Think about what drew you to this path, evaluate where you are now on that path and decide if you are still keeping in line with your ultimate goal or if your focus has shifted. Only you will know what is right for you, but it sure can take some contemplation and self honesty to figure that out! Tough to do. It took me too long to get where I am now, but all is not lost.

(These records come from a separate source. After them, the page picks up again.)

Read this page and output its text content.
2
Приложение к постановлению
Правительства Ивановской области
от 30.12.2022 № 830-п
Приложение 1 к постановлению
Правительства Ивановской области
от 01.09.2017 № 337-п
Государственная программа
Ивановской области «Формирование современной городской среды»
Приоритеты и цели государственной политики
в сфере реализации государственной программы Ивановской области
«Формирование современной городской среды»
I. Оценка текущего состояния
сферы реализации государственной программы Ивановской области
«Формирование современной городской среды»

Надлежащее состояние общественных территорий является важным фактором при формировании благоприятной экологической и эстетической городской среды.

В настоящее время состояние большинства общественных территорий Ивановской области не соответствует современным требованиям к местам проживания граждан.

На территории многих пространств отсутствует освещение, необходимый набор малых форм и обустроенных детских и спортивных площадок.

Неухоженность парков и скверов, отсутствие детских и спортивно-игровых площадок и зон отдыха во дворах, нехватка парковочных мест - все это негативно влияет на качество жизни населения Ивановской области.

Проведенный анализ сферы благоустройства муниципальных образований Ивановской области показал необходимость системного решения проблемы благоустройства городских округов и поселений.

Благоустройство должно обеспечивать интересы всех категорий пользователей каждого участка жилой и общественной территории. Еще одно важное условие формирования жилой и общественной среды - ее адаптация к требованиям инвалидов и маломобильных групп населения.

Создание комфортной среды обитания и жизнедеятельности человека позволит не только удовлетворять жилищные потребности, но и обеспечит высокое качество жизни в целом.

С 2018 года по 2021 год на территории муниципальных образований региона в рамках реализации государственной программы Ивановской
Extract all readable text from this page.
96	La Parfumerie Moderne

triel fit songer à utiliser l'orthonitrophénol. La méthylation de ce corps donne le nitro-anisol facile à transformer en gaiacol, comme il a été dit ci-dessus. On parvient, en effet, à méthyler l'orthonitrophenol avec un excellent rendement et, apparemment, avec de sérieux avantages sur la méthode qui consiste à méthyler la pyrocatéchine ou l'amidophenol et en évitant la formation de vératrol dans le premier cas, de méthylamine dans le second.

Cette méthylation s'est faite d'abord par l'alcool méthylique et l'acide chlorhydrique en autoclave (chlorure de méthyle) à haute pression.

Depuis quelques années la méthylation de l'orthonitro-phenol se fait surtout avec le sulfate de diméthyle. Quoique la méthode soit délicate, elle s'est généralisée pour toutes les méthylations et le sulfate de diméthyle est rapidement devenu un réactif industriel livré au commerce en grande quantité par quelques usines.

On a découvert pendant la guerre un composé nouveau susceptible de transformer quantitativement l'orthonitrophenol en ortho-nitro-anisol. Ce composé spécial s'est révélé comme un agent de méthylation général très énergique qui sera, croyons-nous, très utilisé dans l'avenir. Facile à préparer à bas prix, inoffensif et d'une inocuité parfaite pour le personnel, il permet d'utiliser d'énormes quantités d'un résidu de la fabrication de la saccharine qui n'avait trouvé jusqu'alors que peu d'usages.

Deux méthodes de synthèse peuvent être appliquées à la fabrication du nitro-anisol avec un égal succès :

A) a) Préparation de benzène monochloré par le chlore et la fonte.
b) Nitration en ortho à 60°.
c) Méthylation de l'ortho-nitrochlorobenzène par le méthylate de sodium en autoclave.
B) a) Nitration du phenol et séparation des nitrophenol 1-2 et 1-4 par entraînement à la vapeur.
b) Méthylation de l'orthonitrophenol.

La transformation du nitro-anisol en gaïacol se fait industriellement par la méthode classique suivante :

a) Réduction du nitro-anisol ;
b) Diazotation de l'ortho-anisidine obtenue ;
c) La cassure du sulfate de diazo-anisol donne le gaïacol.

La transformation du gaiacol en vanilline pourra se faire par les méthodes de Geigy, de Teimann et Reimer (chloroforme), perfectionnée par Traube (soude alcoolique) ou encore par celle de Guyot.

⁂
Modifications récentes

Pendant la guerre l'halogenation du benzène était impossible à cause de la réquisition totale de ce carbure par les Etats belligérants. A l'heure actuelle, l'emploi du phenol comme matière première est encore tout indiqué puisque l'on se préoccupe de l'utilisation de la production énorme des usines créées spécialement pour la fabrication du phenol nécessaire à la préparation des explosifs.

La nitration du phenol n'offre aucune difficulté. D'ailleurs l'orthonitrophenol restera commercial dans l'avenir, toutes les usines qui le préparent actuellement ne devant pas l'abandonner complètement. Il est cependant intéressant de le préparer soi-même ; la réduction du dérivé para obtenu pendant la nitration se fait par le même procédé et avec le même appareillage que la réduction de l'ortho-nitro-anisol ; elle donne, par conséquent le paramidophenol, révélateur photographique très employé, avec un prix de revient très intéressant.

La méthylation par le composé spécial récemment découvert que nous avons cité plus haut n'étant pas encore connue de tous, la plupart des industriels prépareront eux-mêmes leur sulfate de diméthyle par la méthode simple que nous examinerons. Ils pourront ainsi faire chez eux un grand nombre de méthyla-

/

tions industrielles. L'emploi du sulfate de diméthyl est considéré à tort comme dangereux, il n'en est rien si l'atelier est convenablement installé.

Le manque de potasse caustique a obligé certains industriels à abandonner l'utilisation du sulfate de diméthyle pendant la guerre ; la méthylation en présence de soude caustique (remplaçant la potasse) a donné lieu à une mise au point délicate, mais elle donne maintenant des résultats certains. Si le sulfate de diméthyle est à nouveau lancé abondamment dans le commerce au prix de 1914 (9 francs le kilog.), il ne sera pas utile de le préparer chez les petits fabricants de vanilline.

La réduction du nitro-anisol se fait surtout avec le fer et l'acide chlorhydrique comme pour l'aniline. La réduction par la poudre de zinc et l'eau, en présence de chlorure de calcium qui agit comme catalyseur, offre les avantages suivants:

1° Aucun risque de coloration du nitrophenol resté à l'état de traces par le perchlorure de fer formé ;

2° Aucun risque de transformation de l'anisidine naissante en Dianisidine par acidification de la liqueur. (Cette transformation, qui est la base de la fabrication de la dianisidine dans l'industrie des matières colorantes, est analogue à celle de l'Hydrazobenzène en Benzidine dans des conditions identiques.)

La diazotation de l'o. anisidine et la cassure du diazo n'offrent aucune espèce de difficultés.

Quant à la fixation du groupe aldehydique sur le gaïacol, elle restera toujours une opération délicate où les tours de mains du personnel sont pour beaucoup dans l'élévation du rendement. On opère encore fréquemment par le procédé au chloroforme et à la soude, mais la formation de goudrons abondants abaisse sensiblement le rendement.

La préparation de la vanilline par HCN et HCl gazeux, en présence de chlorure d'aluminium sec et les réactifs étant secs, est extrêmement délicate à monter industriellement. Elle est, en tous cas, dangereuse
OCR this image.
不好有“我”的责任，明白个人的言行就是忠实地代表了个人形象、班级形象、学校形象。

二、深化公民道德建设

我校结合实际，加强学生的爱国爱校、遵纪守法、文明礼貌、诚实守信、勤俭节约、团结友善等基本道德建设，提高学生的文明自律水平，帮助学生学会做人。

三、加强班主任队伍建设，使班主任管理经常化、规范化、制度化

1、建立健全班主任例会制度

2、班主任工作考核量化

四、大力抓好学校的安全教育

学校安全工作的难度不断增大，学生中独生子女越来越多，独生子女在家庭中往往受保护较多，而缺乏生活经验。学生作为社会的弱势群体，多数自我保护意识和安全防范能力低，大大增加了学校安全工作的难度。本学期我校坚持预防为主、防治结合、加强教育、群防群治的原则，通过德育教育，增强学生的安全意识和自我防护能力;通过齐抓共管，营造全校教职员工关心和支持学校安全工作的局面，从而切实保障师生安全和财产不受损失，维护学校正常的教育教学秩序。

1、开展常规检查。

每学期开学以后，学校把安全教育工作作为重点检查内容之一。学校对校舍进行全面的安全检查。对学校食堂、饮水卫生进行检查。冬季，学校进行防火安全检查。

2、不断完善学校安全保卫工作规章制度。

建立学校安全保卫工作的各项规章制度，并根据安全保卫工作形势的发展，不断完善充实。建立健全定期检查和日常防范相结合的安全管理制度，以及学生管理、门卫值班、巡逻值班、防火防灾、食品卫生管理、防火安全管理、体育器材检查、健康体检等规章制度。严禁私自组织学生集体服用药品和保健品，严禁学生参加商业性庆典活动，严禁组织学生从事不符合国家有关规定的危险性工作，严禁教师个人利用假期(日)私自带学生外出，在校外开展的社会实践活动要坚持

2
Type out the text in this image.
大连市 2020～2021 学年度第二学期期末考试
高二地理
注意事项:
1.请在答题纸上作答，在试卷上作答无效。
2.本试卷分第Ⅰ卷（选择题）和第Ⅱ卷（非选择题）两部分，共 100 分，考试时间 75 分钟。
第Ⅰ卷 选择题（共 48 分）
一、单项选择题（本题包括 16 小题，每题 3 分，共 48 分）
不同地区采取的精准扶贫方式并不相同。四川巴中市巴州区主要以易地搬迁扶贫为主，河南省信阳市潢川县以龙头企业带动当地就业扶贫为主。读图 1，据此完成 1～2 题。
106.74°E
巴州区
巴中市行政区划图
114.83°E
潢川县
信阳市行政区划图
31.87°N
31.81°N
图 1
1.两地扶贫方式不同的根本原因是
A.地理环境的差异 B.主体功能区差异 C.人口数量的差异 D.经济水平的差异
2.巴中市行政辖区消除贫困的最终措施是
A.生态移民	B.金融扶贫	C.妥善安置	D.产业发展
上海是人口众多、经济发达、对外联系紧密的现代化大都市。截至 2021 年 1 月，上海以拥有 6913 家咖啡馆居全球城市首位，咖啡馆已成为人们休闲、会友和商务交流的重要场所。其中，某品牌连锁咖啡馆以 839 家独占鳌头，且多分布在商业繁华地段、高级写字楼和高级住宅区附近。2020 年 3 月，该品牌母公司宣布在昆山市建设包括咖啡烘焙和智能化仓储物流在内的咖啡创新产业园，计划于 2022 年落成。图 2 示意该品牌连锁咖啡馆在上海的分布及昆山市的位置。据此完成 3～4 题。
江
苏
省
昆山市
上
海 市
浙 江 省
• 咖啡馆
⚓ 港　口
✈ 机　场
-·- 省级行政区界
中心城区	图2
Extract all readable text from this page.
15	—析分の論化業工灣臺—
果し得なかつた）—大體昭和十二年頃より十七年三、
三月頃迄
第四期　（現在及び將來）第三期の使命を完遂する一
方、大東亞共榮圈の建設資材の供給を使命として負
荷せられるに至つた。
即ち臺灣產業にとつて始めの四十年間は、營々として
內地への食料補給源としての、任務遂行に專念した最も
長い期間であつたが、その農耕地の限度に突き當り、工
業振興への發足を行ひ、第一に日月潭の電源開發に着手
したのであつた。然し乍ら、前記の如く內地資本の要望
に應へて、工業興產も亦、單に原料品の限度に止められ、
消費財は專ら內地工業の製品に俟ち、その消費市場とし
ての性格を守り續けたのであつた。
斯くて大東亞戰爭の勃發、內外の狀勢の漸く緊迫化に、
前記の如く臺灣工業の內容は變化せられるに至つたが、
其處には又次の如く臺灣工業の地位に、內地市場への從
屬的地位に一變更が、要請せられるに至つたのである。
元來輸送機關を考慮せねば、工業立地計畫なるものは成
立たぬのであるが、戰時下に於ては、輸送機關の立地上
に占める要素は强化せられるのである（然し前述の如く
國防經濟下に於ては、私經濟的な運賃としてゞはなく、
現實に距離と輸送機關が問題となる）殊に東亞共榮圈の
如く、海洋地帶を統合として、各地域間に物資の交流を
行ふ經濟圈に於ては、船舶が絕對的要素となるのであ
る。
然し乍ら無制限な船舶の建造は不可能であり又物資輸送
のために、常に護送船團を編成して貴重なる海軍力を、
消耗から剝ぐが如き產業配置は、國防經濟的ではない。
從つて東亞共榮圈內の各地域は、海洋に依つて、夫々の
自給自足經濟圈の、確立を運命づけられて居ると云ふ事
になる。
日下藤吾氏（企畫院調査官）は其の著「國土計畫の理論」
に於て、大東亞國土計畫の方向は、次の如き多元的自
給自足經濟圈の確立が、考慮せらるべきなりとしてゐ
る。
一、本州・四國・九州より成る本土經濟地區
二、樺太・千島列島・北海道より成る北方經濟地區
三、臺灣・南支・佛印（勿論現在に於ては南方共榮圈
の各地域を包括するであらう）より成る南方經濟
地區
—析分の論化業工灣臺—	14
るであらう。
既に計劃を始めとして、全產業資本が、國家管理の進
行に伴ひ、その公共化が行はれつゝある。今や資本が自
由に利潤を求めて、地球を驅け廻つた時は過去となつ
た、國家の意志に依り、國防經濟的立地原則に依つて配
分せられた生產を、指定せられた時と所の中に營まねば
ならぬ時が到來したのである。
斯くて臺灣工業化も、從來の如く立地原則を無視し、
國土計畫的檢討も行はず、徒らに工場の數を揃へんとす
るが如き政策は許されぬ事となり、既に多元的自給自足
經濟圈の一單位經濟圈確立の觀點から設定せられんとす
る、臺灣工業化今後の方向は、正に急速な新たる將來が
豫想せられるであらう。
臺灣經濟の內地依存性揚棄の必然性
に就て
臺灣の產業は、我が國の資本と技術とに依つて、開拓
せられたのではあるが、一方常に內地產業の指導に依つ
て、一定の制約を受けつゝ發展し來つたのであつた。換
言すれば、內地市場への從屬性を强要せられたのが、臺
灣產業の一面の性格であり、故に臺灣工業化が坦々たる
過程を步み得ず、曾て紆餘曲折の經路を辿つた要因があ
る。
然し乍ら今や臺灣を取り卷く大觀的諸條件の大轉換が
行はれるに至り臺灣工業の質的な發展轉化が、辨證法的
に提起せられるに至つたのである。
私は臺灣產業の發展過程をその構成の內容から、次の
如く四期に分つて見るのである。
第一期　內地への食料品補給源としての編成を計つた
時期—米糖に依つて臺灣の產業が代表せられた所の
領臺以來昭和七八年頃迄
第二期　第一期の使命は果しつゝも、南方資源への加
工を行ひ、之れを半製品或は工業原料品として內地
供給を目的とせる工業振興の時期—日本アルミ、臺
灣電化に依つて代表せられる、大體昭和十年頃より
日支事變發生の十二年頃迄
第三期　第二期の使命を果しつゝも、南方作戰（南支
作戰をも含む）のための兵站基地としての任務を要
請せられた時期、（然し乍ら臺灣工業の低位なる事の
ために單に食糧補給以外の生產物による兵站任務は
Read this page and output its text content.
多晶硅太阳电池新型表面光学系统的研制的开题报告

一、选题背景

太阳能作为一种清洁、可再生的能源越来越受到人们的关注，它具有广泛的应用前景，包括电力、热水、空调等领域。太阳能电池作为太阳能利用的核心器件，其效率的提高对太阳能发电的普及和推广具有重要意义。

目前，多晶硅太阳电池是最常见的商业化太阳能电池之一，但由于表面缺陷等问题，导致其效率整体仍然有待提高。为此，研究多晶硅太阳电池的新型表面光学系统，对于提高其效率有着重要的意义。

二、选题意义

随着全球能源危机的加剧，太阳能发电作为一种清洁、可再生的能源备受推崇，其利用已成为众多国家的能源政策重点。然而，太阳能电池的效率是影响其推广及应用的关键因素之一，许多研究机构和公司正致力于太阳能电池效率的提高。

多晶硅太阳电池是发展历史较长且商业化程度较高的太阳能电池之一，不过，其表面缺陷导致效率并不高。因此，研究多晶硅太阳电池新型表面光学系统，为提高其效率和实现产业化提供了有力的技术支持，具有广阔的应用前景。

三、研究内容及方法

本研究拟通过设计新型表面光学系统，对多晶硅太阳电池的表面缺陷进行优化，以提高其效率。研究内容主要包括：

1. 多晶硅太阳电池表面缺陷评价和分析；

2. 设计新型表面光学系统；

I am confident in most of us OPMS! We have the drive and the passion and the honesty and insight to know when we have fallen behind or lost our drive and the maturity to evaluate ourselves and get back on track or find another way.

sadako -

I’d just add that if you find yourself in a time crunch and don’t see how you could do all 60 problems, look for similar problems. Often there are several of the same type problem in a row. Make sure you do one of each type, and if you had to look up stuff in the book, try another of the same type, and repeat. If you run out of problems on an area you are having difficulty with, come back on another day and work them again till it is easy. If you do one and it’s simple, do another for practice, and then move on. That way you will not be neglecting harder questions (which very well might show up on your test).


One thing I did was work the examples within the chapter as practice problems before tackling the ones in the back. Also if you are having to look back when you first do the problems that really isn’t that big of a deal. I found myself looking to the solutions/manual twice even three times before it really clicked.